Video knowledge requested

Post by lightman47 » 2020/06/21 20:11:02

- more of a theory question -

My Dell G3 has Intel/Nvidia cards currently running CentOS7 using kmod-nvidia and bumblebee. Of late, I've been reading various posts on a couple forums that seem to suggest that the Nvidia drivers are only used for external displays and not for my laptop screen. As I almost never plug in an external display, I'm now left to wonder if I even need the Nvidia drivers (or bumblebee). What is the truth about video drivers required drivers for my screen? I've got an Nvidia GTX 1050 Ti card (that perhaps I don't even use despite having the drivers for it)? What's driving my laptop display?

The reason I ask is that I am considering installing CentOS 8 on the laptop (my chief machine and network "toolbox") but there's yet no easy/reliable Nvidia driver install for that other than proprietary. (There's also another major 'road-block', the lack of epel gnucash for which I've added a bugzilla comment). If I can get my 1920*1080 (6x9) video on CentOS 8 with standard drivers then 'I am a happy guy'. I don't do intense video gaming, though I do watch movies on it.

I previously thought I understood but suspect that I don't have a clue. Can anyone tell me how this all works?

Thank you.

lightman47
Posts: 1522
Joined: 2014/05/21 20:16:00
Location: Central New York, USA

Re: Video knowledge requested

Post by lightman47 » 2020/06/24 18:13:28

OK - I have an additional CentOS 8 machine for which I've found rpmfusion (and epel) nvidia support, and it seems to be updating just fine with nvidia-settings.x86_64. So, if installation goes badly due to video I have that! Now - I await a supported gnucash package (perhaps). I don't wish to venture into 'building'; I've seen too many posts about installations that "go south" and become problematic when the 'builds' get introduced.
---
That was actually part one of a two part question. This is the (longer) second part:

{I understand very little about UEFI/EFI - but I have it - Windows 10 and CentOS 7). Also, 'secure boot' is off for VirtualBox updates.

My G3 laptop was purchased with 128GB SSD (Win 10) and a 1TB (now CentOS 7). I lived with that, but it wasn't my dream.
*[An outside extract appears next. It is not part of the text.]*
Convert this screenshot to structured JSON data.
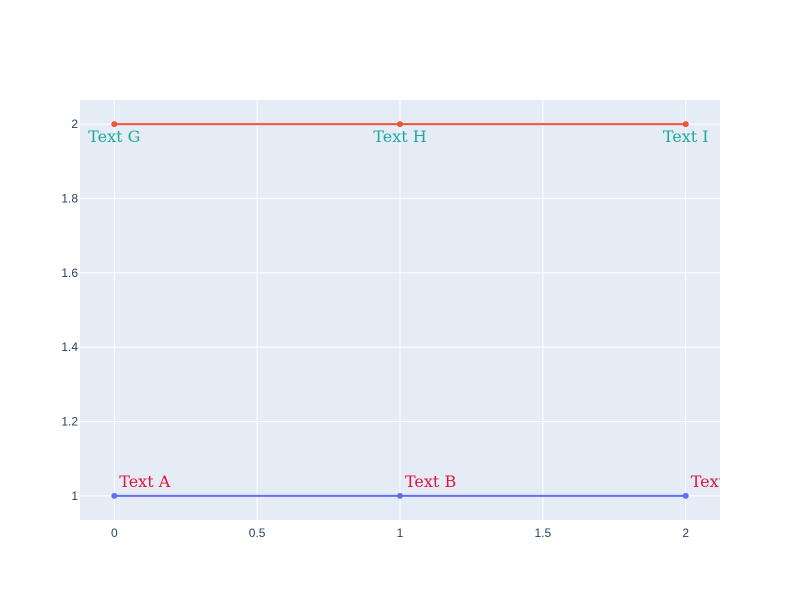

As I write this (anticipation) , I have "dd" imaging (Windows SSD) /dev/sdb drive to my backup server as an ".iso".

The "dream" is to put CentOS (maybe 8) on the SSD in which "I'd live", then 'carve out' a 250GB parittion on the HDD for my Windows 10 image, and let CentOS (maybe 8) have the rest as XFS or whatever for data. Partitioning and all that shouldn't be an issue. My question is all about preserving the UEFI of the Windows image across it's "move".
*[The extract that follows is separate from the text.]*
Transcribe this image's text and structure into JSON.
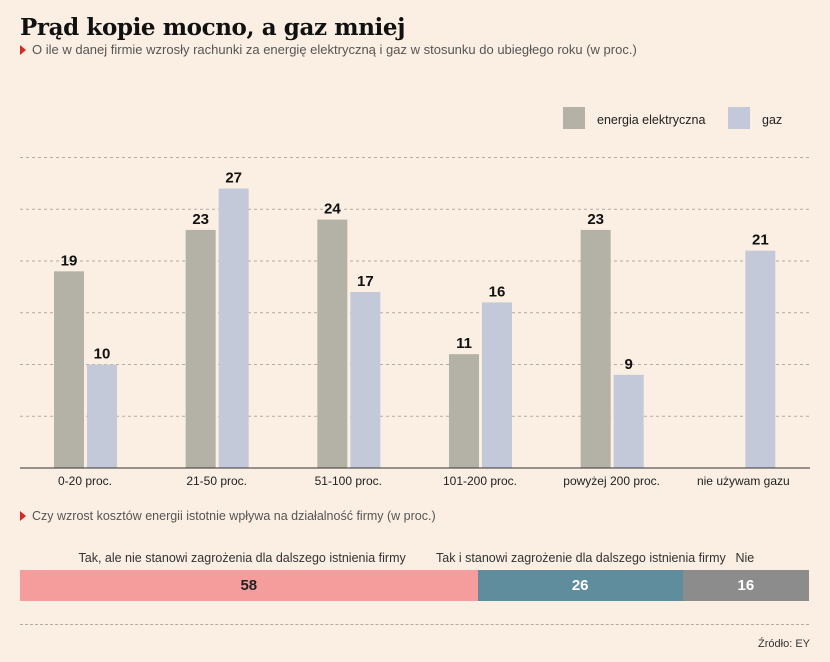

Can UEFI work with the [MOVED] Windows image? I know it's 'certificate stuff', but that's right up there with firewalls and Selinux. I understand the theory, but no clue how to control it.

Thank you.

bonedome
Posts: 201
Joined: 2017/04/22 08:11:04

Re: Video knowledge requested

Post by bonedome » 2020/06/24 22:37:23

Hello
can't help with the video stuff, I've rearranged LVM partitions in the past and it was quite easy if I remember, I just found a tutorial on the web.